Mais y a-t-il possibilité d'appliquer le droit
pénal aux activités librement consenties susceptibles
d'entraîner une transmission du VIH/SIDA par la voie sexuelle ?
Peut-on pénaliser une activité à laquelle les
protagonistes ont consenti ?
Le fond de la question est le sens que l'on donne au mot
consentement. Indubitablement, une personne qui a des relations sexuelles avec
un partenaire , tout en étant informée de son état
sérologique et donc du risque de transmission du virus, consent à
courir ce risque , aussi significatif soit-il. Pour nous, rien ne justifie que
l'on poursuive la personne séropositive dont le partenaire consent
à courir un risque connu ou encore une personne qui ignore son
état sérologique et, par conséquent, ignore que sa
conduite peut causer des dommages à d'autres.

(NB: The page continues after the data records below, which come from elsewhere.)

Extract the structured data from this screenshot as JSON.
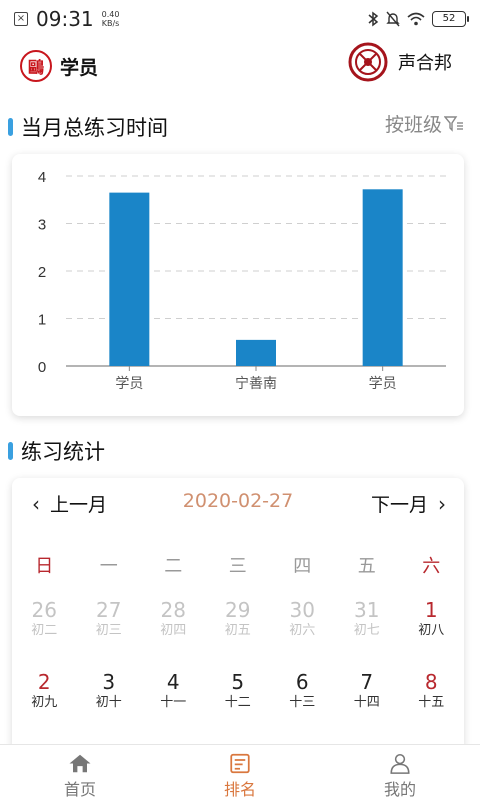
{
  "status_bar": {
    "time": "09:31",
    "speed_value": "0.40",
    "speed_unit": "KB/s",
    "battery": "52"
  },
  "header": {
    "user_label": "学员",
    "logo_char": "鷗",
    "org_name": "声合邦"
  },
  "monthly_section": {
    "title": "当月总练习时间",
    "filter_label": "按班级"
  },
  "chart_data": {
    "type": "bar",
    "categories": [
      "学员",
      "宁善南",
      "学员"
    ],
    "values": [
      3.65,
      0.55,
      3.72
    ],
    "ylim": [
      0,
      4
    ],
    "yticks": [
      "0",
      "1",
      "2",
      "3",
      "4"
    ],
    "grid": true,
    "bar_color": "#1a85c8"
  },
  "practice_section": {
    "title": "练习统计"
  },
  "calendar": {
    "prev_label": "上一月",
    "next_label": "下一月",
    "current_date": "2020-02-27",
    "weekdays": [
      "日",
      "一",
      "二",
      "三",
      "四",
      "五",
      "六"
    ],
    "weeks": [
      [
        {
          "day": "26",
          "lunar": "初二"
        },
        {
          "day": "27",
          "lunar": "初三"
        },
        {
          "day": "28",
          "lunar": "初四"
        },
        {
          "day": "29",
          "lunar": "初五"
        },
        {
          "day": "30",
          "lunar": "初六"
        },
        {
          "day": "31",
          "lunar": "初七"
        },
        {
          "day": "1",
          "lunar": "初八"
        }
      ],
      [
        {
          "day": "2",
          "lunar": "初九"
        },
        {
          "day": "3",
          "lunar": "初十"
        },
        {
          "day": "4",
          "lunar": "十一"
        },
        {
          "day": "5",
          "lunar": "十二"
        },
        {
          "day": "6",
          "lunar": "十三"
        },
        {
          "day": "7",
          "lunar": "十四"
        },
        {
          "day": "8",
          "lunar": "十五"
        }
      ]
    ]
  },
  "tabbar": {
    "home": "首页",
    "ranking": "排名",
    "mine": "我的"
  },
  "colors": {
    "accent": "#d9773e",
    "weekend_red": "#b8282e",
    "section_bar": "#3aa0e0"
  }
}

C'est aussi l'avis de KUNZ et compagnie qui estiment que
lorsque la victime accepte le risque d'une transmission, c'est-à-dire
une mise en danger acceptée par la victime elle-même et sous sa
propre responsabilité, il est de bon droit de ne pas poursuivre l'auteur
de transmission . Mais si la victime consentante finalement contamine une
tierce personne, il en irait de sa responsabilité et non plus celle de
l'auteur initial (8).
Si le consentement fait référence à la
notion de culpabilité, il en va autrement de la coresponsabilité.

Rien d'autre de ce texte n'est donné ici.